Personal information
- Date of birth: 17 September 1997 (age 28)
- Place of birth: Oberstdorf, Germany
- Height: 1.80 m (5 ft 11 in)
- Position: Left back

Team information
- Current team: FC Egg
- Number: 6

Youth career
- 2005–2011: Schwarz-Weiss Bregenz
- 2011–2015: AKA Vorarlberg

Senior career*
- Years: Team / Apps / (Gls)
- 2015–2017: SCR Altach II / 31 / (0)
- 2017: → FC Hard (loan) / 12 / (0)
- 2017–2018: Austria Lustenau / 15 / (0)
- 2018–2019: Wolfsberger II / 22 / (0)
- 2020: Austria Lustenau / 12 / (0)
- 2021–2023: FC Lauterach / 39 / (0)
- 2023: FC Höchst / 6 / (1)
- 2024-: FC Egg / 0 / (0)

International career
- 2014: Serbia U-17 / 2 / (0)
- 2014: Serbia U-18 / 5 / (0)
- 2016: Serbia U-19 / 2 / (0)

= Bojan Avramović =

Serbian footballer

Bojan Avramović (born 17 September 1997) is a Serbian football player who plays for FC Egg. He also holds Austrian citizenship.

==Career==
===Club career===
Avramović started his career at Schwarz-Weiss Bregenz. In 2011 he joined the AKA Vorarlberg academy. In the summer of 2015 he joined the reserve team of SCR Altach. In July 2015, he made his debut in the Austrian Regionalliga when he was in the starting line-up against FC Kufstein on the first day of the 2015/16 season.

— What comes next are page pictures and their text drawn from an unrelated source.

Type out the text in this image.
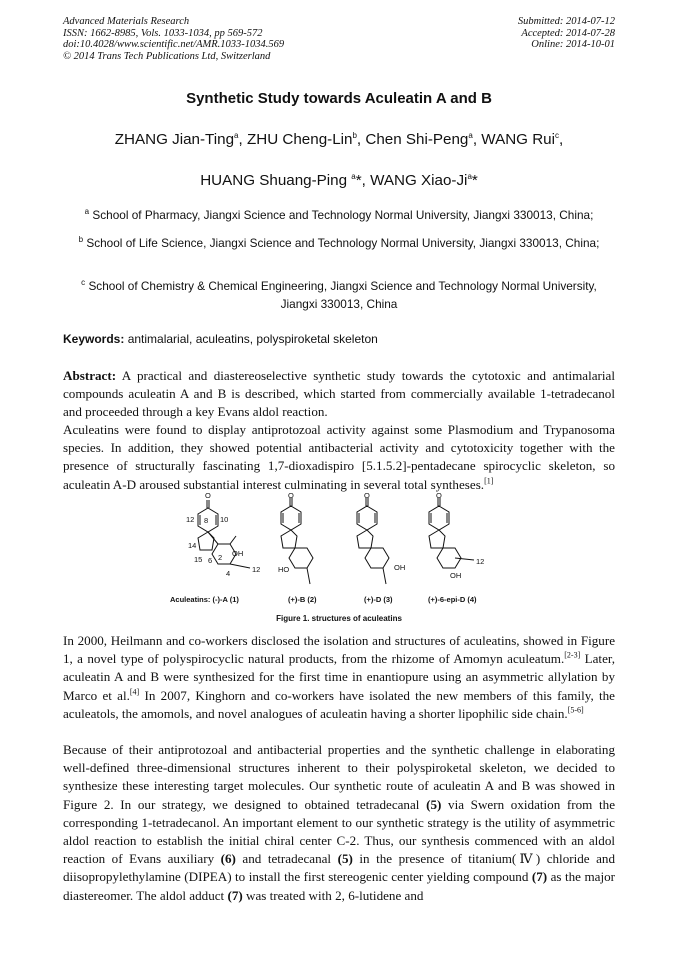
Advanced Materials Research
ISSN: 1662-8985, Vols. 1033-1034, pp 569-572
doi:10.4028/www.scientific.net/AMR.1033-1034.569
© 2014 Trans Tech Publications Ltd, Switzerland
Submitted: 2014-07-12
Accepted: 2014-07-28
Online: 2014-10-01
Synthetic Study towards Aculeatin A and B
ZHANG Jian-Ting$^a$, ZHU Cheng-Lin$^b$, Chen Shi-Peng$^a$, WANG Rui$^c$,
HUANG Shuang-Ping $^a$*, WANG Xiao-Ji$^a$*
$^a$ School of Pharmacy, Jiangxi Science and Technology Normal University, Jiangxi 330013, China;
$^b$ School of Life Science, Jiangxi Science and Technology Normal University, Jiangxi 330013, China;
$^c$ School of Chemistry & Chemical Engineering, Jiangxi Science and Technology Normal University, Jiangxi 330013, China
Keywords: antimalarial, aculeatins, polyspiroketal skeleton

Abstract: A practical and diastereoselective synthetic study towards the cytotoxic and antimalarial compounds aculeatin A and B is described, which started from commercially available 1-tetradecanol and proceeded through a key Evans aldol reaction.

Aculeatins were found to display antiprotozoal activity against some Plasmodium and Trypanosoma species. In addition, they showed potential antibacterial activity and cytotoxicity together with the presence of structurally fascinating 1,7-dioxadispiro [5.1.5.2]-pentadecane spirocyclic skeleton, so aculeatin A-D aroused substantial interest culminating in several total syntheses.[1]

O
12 8 10
14
15 6 2
4
OH
12
O
HO
O
OH
O
OH
12
Aculeatins: (-)-A (1)	(+)-B (2)	(+)-D (3)	(+)-6-epi-D (4)
Figure 1. structures of aculeatins

In 2000, Heilmann and co-workers disclosed the isolation and structures of aculeatins, showed in Figure 1, a novel type of polyspirocyclic natural products, from the rhizome of Amomyn aculeatum.[2-3] Later, aculeatin A and B were synthesized for the first time in enantiopure using an asymmetric allylation by Marco et al.[4] In 2007, Kinghorn and co-workers have isolated the new members of this family, the aculeatols, the amomols, and novel analogues of aculeatin having a shorter lipophilic side chain.[5-6]

Because of their antiprotozoal and antibacterial properties and the synthetic challenge in elaborating well-defined three-dimensional structures inherent to their polyspiroketal skeleton, we decided to synthesize these interesting target molecules. Our synthetic route of aculeatin A and B was showed in Figure 2. In our strategy, we designed to obtained tetradecanal (5) via Swern oxidation from the corresponding 1-tetradecanol. An important element to our synthetic strategy is the utility of asymmetric aldol reaction to establish the initial chiral center C-2. Thus, our synthesis commenced with an aldol reaction of Evans auxiliary (6) and tetradecanal (5) in the presence of titanium(Ⅳ) chloride and diisopropylethylamine (DIPEA) to install the first stereogenic center yielding compound (7) as the major diastereomer. The aldol adduct (7) was treated with 2, 6-lutidene and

In January 2017 he joined FC Hard on loan. After the loan ended, he moved to Austrian Football First League club SC Austria Lustenau in the summer of 2017. He made his debut in the second division on 28 July 2017 when he came on as a substitute for Alexander Joppich in the 59th minute against SV Ried on matchday two of the 2017/18 season.

After the 2017/18 season he left Lustenau and moved to Austrian Football Bundesliga club Wolfsberger AC, where he received a contract that ran until June 2019. After the 2018/19 season, he left the WAC without having played a game for the club. After half a year without a club, he returned to second division club SC Austria Lustenau in February 2020, with whom he received a contract that ran until June 2020. After 14 more appearances in the second division for Lustenau, he left the club after the 2019/20 season.

After half a year without a club, he moved to FC Lauterach in January 2021.